Meta is being sued over Llama AI models: Here's why

By Akash Pandey

Jan 11, 2025

04:19 pm

What's the story

Mark Zuckerberg, the CEO of Meta Platforms, has been accused of approving the use of copyrighted material to train the company's Llama artificial intelligence (AI) models. The allegations are part of a copyright infringement lawsuit, Kadrey v. Meta, currently being heard in the US District Court for the Northern District of California. The plaintiffs, including authors Sarah Silverman and Ta-Nehisi Coates, allege Zuckerberg approved Meta's use of a dataset called LibGen for Llama-related training.

Dataset details

LibGen: A controversial dataset

LibGen, a self-proclaimed "links aggregator," offers access to copyrighted works from publishers like Cengage Learning, Macmillan Learning, McGraw Hill, and Pearson Education.

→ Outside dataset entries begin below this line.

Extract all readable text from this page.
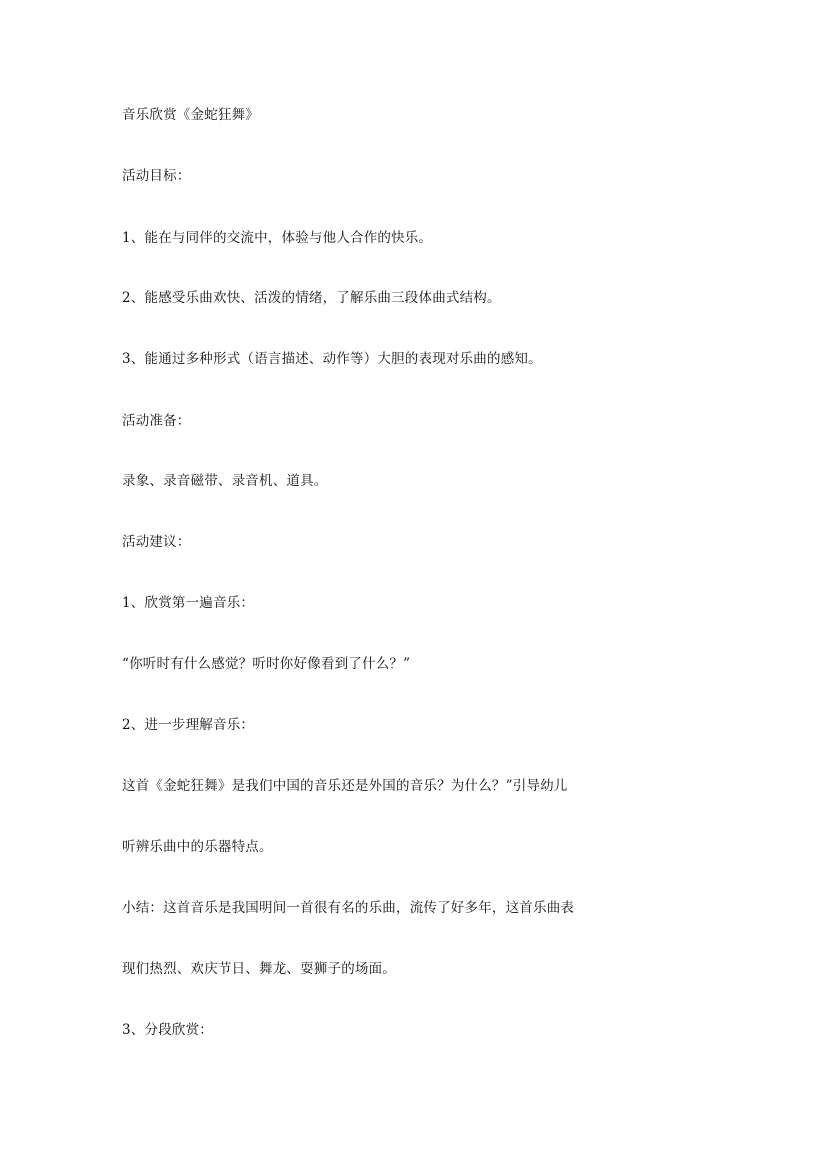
音乐欣赏《金蛇狂舞》

活动目标：

1、能在与同伴的交流中，体验与他人合作的快乐。

2、能感受乐曲欢快、活泼的情绪，了解乐曲三段体曲式结构。

3、能通过多种形式（语言描述、动作等）大胆的表现对乐曲的感知。

活动准备：

录象、录音磁带、录音机、道具。

活动建议：

1、欣赏第一遍音乐：

“你听时有什么感觉？听时你好像看到了什么？”

2、进一步理解音乐：

这首《金蛇狂舞》是我们中国的音乐还是外国的音乐？为什么？”引导幼儿

听辨乐曲中的乐器特点。

小结：这首音乐是我国明间一首很有名的乐曲，流传了好多年，这首乐曲表

现们热烈、欢庆节日、舞龙、耍狮子的场面。

3、分段欣赏：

The platform has been sued multiple times and ordered to shut down on several occasions for copyright infringement. Despite the legal issues and concerns within Meta's AI executive team over the regulatory implications of using LibGen, Zuckerberg reportedly approved its use for training at least one of Meta's Llama models.

Infringement concealment

Meta's alleged attempts to hide copyright infringement

The lawsuit also claims that Meta tried to conceal its copyright infringement by stripping attribution from the LibGen data. The plaintiffs' counsel, Nikolay Bashlykov, said that a Meta engineer working on the Llama research team created a script to delete copyright information from e-books on LibGen. The company is also accused of stripping copyright markers from science journal articles and "source metadata" in Llama's training data.

Data acquisition

Controversial data acquisition methods

The lawsuit alleges that Meta admitted to torrenting LibGen during depositions, a file distribution method that requires users to upload the files they download. This is viewed by some as another form of copyright infringement. The plaintiffs' counsel alleges that Meta attempted to conceal its activity by restricting the number of files it uploaded, with Ahmad Al-Dahle, head of generative AI at Meta, reportedly brushing off concerns about the legality of this method.